Alors que les Etats-Unis ont connu une grève retentissante dans le secteur automobile, il nous a semblé opportun d’interroger Christophe (Politicoboy sur X) sur la situation états-unienne. Christophe est spécialiste des Etats-Unis et co-auteur du livre « Les illusions perdues de l’Amérique démocrate » (Vendémiaire, 2021).
Positions : Le 14 septembre 2021, Beth McGrath filme et relaie en direct sur les réseaux sociaux sa démission de la chaîne de supermarchés Walmart. Le retentissement est énorme et fait écho à la démission, un an plus tôt et aussi chez Walmart de Shana Ragland qui s’était elle aussi filmée en direct. Toutes deux dénoncent dans leurs vidéos les conditions de travail. Beth McGrath dit notamment : « Tout le monde ici est surchargé de travail et sous-payé », « J’espère que vous [les membres de la direction] ne parlez pas à vos familles de la façon dont vous nous parlez », avant de conclure par « fuck this job ! ». A la suite de la crise du COVID-19, les économistes ont nommé « Grande démission » ou « Grand mécontentement », cette vague de démissions à laquelle les femmes ont largement participé. En août 2021, cela représentait 2,9 % de la main d’œuvre, alors même que les Etats-Unis ne connaissent pas une situation de plein emploi. La pandémie a semblé provoquer un électrochoc au sein des classes laborieuses sur l’exploitation dont elles étaient victimes, dans un contexte de précarisation accélérée. Le mouvement #Quitmyjob dénonce publiquement ces inégalités par le biais des réseaux sociaux. Au cœur du capitalisme international, comment comprendre et expliquer ce phénomène de la Grande démission aux Etats-Unis ?

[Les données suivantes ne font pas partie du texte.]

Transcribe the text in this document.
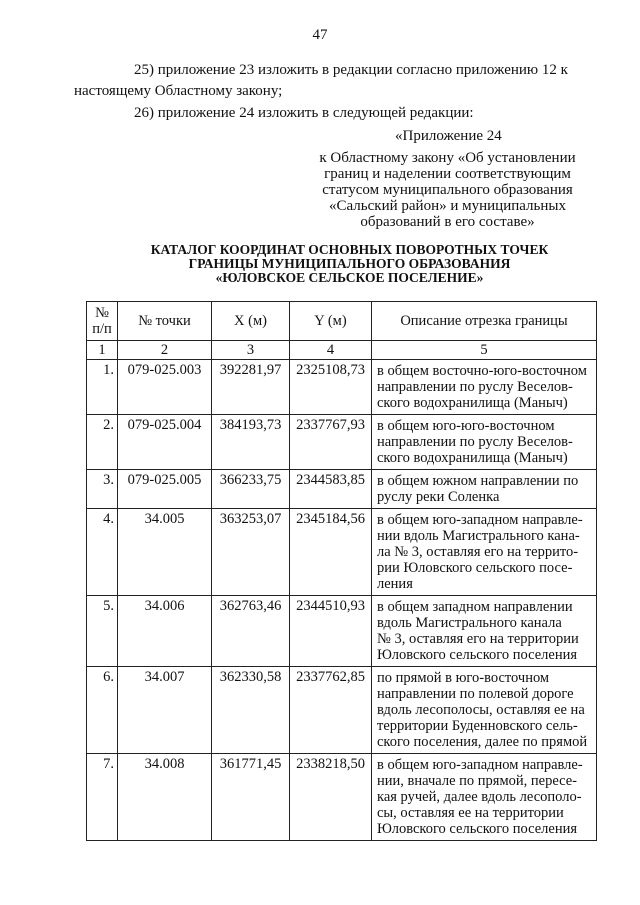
47
25) приложение 23 изложить в редакции согласно приложению 12 к
настоящему Областному закону;
26) приложение 24 изложить в следующей редакции:
«Приложение 24
к Областному закону «Об установлении
границ и наделении соответствующим
статусом муниципального образования
«Сальский район» и муниципальных
образований в его составе»
КАТАЛОГ КООРДИНАТ ОСНОВНЫХ ПОВОРОТНЫХ ТОЧЕК
ГРАНИЦЫ МУНИЦИПАЛЬНОГО ОБРАЗОВАНИЯ
«ЮЛОВСКОЕ СЕЛЬСКОЕ ПОСЕЛЕНИЕ»
№ п/п	№ точки	X (м)	Y (м)	Описание отрезка границы
1	2	3	4	5
1.	079-025.003	392281,97	2325108,73	в общем восточно-юго-восточном
направлении по руслу Веселов-
ского водохранилища (Маныч)

2.	079-025.004	384193,73	2337767,93	в общем юго-юго-восточном
направлении по руслу Веселов-
ского водохранилища (Маныч)

3.	079-025.005	366233,75	2344583,85	в общем южном направлении по
руслу реки Соленка

4.	34.005	363253,07	2345184,56	в общем юго-западном направле-
нии вдоль Магистрального кана-
ла № 3, оставляя его на террито-
рии Юловского сельского посе-
ления

5.	34.006	362763,46	2344510,93	в общем западном направлении
вдоль Магистрального канала
№ 3, оставляя его на территории
Юловского сельского поселения

6.	34.007	362330,58	2337762,85	по прямой в юго-восточном
направлении по полевой дороге
вдоль лесополосы, оставляя ее на
территории Буденновского сель-
ского поселения, далее по прямой

7.	34.008	361771,45	2338218,50	в общем юго-западном направле-
нии, вначале по прямой, пересе-
кая ручей, далее вдоль лесополо-
сы, оставляя ее на территории
Юловского сельского поселения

Politicoboy : S’il ne faut pas trop exagérer le phénomène de Grande démission et son impact sur le capitalisme américain, il est clair qu’il découle d’abord de la crise du COVID. Si on en croit les analystes et économistes proches du pouvoir, on peut expliquer cela par le fait que les personnes ayant perdu leur emploi durant le COVID ont bénéficié pour beaucoup d’aides qui n’existent pas en temps normal mais qui ont été mises en place pour la crise sanitaire. Par exemple : l’assurance chômage décrite comme une assurance « sous stéroïdes » consistait en une allocation de 600$ par semaine en plus des aides éventuelles qu’auraient pu recevoir les travailleurs. A partir de 2021, lorsque Biden a pris le pouvoir, ont été mises en place des allocations familiales généreuses de 300$ par enfant et par mois pour chaque foyer éligible. Tout cela a longtemps été mis en avant pour justifier que les travailleurs préféraient vivre des aides plutôt que de retourner travailler. On s’est rendu compte par la suite, grâce à de nombreuses études, que cette perception était fausse. Certains états gouvernés par des Républicains ont mis fin aux aides plus tôt que d’autres états démocrates et, dans ces états, on n’a pas constaté de retour à l’emploi plus rapide. La véritable raison est plutôt à chercher dans ces deux éléments : la prise de conscience par la classe ouvrière américaine que ses conditions de travail n’étaient plus acceptables – cela ayant été rendu possible par le fait de ne plus occuper son travail un certain temps pendant les confinements ; et la deuxième raison, c’est qu’en quittant leur travail, de nombreuses personnes se sont rendues compte que leur emploi, qui nécessitait d’envoyer les enfants à la crèche et de faire de multiples déplacements, entraînait beaucoup de frais et de stress, et ce alors même que ces personnes occupaient des emplois précaires avec des rythmes de vie décalés et difficiles. Tous ces inconvénients ne justifiaient plus le salaire touché en fin de mois et pour eux, il fallait mieux gagner moins quitte à perdre du pouvoir d’achat, mais récupérer du temps libre. On a constaté que cette prise de conscience touchait aussi les classes sociales supérieures, en particulier pour les questions portant sur le sens du travail et les choix de carrières.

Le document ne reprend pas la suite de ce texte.